Il presidente della Camera ha quindi parlato del caso Regeni. Solo pochi giorni fa Di Maio ha incontrato il presidente egiziano Al-Sisi e ha riportato una frase molto contestata: “Mi ha detto che ‘Giulio è uno di noi'”. Intervistato da Peter Gomez alla Festa del Fatto ha difeso quella necessità di mantenere un dialogo, nonostante in passato i 5 stelle fossero stati molto più duri a tal proposito. Sulla vicenda Fico ha già preso un impegno e seppur non attaccando il collega vicepremier, ha però specificato: “Si può dire tutto, ma fin quando non avremo elementi di avanzamento seri delle indagini per me non ci potranno essere grandi sviluppi e rapporti con l’Egitto”. E ha annunciato che andrà al Cairo, il 15 e il 16 settembre. “Mi vedrò con il presidente del parlamento egiziano e con Al Sisi e ribadirò la questione”. Per Fico, “la verità per Giulio deve appartenere a tutti i cittadini italiani per rispetto alla famiglia, agli amici e allo Stato. Il governo sta lavorando e bisogna lavorare tutti insieme. Io come terza carica dello Stato farò scudo e protezione alla famiglia“. Fico, di fronte alla platea democratica, ha infine rivendicato i primi interventi fatti da quando si è insediato. Naturalmente la delibera per il taglio dei vitalizi, ma anche l’impegno per una legge che possa applicare il referendum sull’acqua pubblica. “Un referendum ha sancito che l’acqua deve essere pubblica”, ha detto.

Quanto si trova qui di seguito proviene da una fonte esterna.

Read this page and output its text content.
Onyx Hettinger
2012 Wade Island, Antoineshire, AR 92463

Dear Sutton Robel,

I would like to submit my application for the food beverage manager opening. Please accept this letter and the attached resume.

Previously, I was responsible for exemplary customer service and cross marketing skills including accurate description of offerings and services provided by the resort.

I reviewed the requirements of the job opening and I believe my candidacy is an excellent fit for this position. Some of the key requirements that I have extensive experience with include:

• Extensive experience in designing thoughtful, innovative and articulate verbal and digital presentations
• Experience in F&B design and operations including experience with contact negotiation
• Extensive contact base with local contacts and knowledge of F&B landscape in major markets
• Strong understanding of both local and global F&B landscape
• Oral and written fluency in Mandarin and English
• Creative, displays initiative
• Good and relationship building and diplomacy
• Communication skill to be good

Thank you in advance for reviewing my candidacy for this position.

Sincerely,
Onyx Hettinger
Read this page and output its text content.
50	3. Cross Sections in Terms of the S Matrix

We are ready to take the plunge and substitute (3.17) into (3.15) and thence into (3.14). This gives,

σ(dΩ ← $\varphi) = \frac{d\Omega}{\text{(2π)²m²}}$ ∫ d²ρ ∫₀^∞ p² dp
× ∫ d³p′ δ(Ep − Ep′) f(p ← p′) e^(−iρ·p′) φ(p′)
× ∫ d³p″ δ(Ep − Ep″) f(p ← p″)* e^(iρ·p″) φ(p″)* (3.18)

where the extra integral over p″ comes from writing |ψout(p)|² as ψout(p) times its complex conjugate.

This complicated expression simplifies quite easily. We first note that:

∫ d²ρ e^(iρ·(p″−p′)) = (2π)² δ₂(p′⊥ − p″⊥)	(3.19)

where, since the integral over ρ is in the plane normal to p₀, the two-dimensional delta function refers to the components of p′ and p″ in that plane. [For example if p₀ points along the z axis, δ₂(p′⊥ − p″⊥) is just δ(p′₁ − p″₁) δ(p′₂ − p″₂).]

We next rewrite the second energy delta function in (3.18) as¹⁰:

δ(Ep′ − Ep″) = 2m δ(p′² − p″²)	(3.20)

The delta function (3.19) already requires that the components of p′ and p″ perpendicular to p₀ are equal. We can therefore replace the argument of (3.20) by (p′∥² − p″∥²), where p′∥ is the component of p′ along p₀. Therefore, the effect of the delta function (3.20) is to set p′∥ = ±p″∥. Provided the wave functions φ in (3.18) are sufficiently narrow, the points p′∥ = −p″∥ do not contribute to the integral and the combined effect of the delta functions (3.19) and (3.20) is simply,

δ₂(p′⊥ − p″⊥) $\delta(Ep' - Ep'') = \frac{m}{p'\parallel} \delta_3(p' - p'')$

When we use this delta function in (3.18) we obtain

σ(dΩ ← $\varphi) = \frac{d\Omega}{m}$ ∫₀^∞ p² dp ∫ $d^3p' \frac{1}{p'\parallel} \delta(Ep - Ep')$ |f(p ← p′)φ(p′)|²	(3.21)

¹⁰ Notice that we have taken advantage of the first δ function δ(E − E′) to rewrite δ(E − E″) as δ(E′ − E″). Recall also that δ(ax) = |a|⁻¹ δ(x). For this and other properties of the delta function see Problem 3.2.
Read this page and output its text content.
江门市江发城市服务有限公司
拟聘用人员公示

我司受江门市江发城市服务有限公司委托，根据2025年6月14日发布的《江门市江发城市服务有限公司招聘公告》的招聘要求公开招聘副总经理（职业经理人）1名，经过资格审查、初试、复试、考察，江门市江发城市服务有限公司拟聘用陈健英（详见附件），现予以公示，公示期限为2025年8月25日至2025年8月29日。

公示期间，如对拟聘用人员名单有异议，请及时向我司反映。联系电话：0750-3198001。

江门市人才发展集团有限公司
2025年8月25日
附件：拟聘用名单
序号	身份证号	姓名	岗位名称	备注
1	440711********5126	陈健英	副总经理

Graziano Delrio ha dialogato, ma difficile vedere che in quello scambio ci siano i semi per un riavvicinamento futuro. Ed è stato chiaro fin da subito con il suo racconto dei giorni in cui si provò a fare una trattativa per la formazione del governo: “Noi siamo stati fautori di un tentativo di dialogo”, ha detto. “Ma quel dialogo era molto molto difficile perché la gran parte degli elettori 5 stelle e del Pd erano contrari”. E’ stato un tentativo “molto complicato” ma “devo attestare che il tentativo fu sincero. Ma alla fine, come diceva mia nonna, le cose vanno come devono andare, l’acqua scende sempre in basso. Se le cose sono andato così era perché lì dovevano andare”. Per Delrio il dialogo “non è stato spezzato da Renzi e Di Maio” perché “con noi c’erano grandissime distanze”. E a testimonianza di quelle distanze, anche Fico ha rivelato: “Quando andai in conferenza stampa a dire che una strada di dialogo si era aperta, il Pd mi chiamò subito dopo per dirmi che ero andato troppo oltre“. Una trattativa nata per morire, stando almeno al racconto dei due intervistati, e che per ora non sembra potersi riaprire.